Member of the Nova Scotia House of Assembly for Queens County
- In office July 27, 1920 – June 24, 1925

Personal details
- Born: August 28, 1873 Liverpool, Nova Scotia
- Died: March 11, 1952 (aged 78) Liverpool, Nova Scotia
- Party: Liberal
- Spouse: May Winnifred Davison
- Relations: Matthew McClearn (grandfather)
- Occupation: merchant, politician

= George Spurr McClearn =

Canadian politician from Nova Scotia (1873–1952)

George Spurr McClearn (August 28, 1873 – March 11, 1952) was a merchant and political figure in Nova Scotia, Canada. He represented Queens County in the Nova Scotia House of Assembly from 1920 to 1925 as a Liberal member.

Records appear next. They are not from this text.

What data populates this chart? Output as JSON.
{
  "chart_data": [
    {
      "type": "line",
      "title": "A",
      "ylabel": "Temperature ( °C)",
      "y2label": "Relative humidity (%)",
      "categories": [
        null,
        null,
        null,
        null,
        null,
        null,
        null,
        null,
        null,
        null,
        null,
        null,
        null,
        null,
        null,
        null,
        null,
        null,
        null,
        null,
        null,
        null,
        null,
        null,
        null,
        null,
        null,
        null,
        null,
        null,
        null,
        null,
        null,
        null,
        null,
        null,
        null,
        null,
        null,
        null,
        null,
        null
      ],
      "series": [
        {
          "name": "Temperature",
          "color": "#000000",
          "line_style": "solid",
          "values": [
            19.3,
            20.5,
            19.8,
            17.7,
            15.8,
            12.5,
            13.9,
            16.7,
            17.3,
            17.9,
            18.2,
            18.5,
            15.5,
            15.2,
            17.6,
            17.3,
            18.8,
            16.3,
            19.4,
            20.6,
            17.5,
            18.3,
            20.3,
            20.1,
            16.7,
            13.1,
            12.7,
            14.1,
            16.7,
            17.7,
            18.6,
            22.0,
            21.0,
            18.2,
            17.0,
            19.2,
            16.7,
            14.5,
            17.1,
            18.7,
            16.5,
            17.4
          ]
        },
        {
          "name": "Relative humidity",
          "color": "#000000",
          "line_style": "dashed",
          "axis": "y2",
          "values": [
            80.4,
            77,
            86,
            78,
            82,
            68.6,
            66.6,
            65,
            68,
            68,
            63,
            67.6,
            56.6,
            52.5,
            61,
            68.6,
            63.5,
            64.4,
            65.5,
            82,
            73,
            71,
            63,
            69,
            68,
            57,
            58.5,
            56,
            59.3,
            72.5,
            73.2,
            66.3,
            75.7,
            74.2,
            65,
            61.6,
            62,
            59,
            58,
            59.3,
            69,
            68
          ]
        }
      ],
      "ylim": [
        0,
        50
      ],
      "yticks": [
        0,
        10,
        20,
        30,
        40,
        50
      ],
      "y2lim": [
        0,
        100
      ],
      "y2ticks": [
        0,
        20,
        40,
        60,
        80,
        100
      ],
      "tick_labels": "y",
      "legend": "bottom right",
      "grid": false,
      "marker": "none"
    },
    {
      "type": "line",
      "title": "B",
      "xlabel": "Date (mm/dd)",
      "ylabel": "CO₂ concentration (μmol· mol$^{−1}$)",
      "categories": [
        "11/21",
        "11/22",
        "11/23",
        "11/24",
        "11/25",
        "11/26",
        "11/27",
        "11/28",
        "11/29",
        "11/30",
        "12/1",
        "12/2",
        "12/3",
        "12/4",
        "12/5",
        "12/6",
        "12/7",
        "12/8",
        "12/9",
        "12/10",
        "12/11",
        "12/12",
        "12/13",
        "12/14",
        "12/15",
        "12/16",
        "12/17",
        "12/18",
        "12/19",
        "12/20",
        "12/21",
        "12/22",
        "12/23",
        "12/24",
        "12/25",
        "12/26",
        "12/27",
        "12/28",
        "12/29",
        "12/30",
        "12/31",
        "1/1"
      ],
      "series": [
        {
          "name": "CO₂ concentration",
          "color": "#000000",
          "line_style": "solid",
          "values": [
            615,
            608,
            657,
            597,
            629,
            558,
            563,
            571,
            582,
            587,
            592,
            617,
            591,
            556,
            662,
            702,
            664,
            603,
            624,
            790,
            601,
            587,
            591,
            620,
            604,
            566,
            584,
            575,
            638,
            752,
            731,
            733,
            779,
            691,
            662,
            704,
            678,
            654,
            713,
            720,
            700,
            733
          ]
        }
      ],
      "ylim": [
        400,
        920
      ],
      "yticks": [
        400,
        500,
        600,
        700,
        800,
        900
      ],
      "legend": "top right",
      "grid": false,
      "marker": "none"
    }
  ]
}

McClearn was born in 1873 at Liverpool, Nova Scotia to Captain John D. McClearn and Anna M. Spurr, and was a grandson of Matthew McClearn. He married May Winnifred Davison, daughter of Charles Henry Davison, on January 25, 1905. He served as mayor of Liverpool for four years. McClearn died in 1952 at Liverpool.

He was elected in the 1920 Nova Scotia general election but was unsuccessful in the 1925 Nova Scotia general election.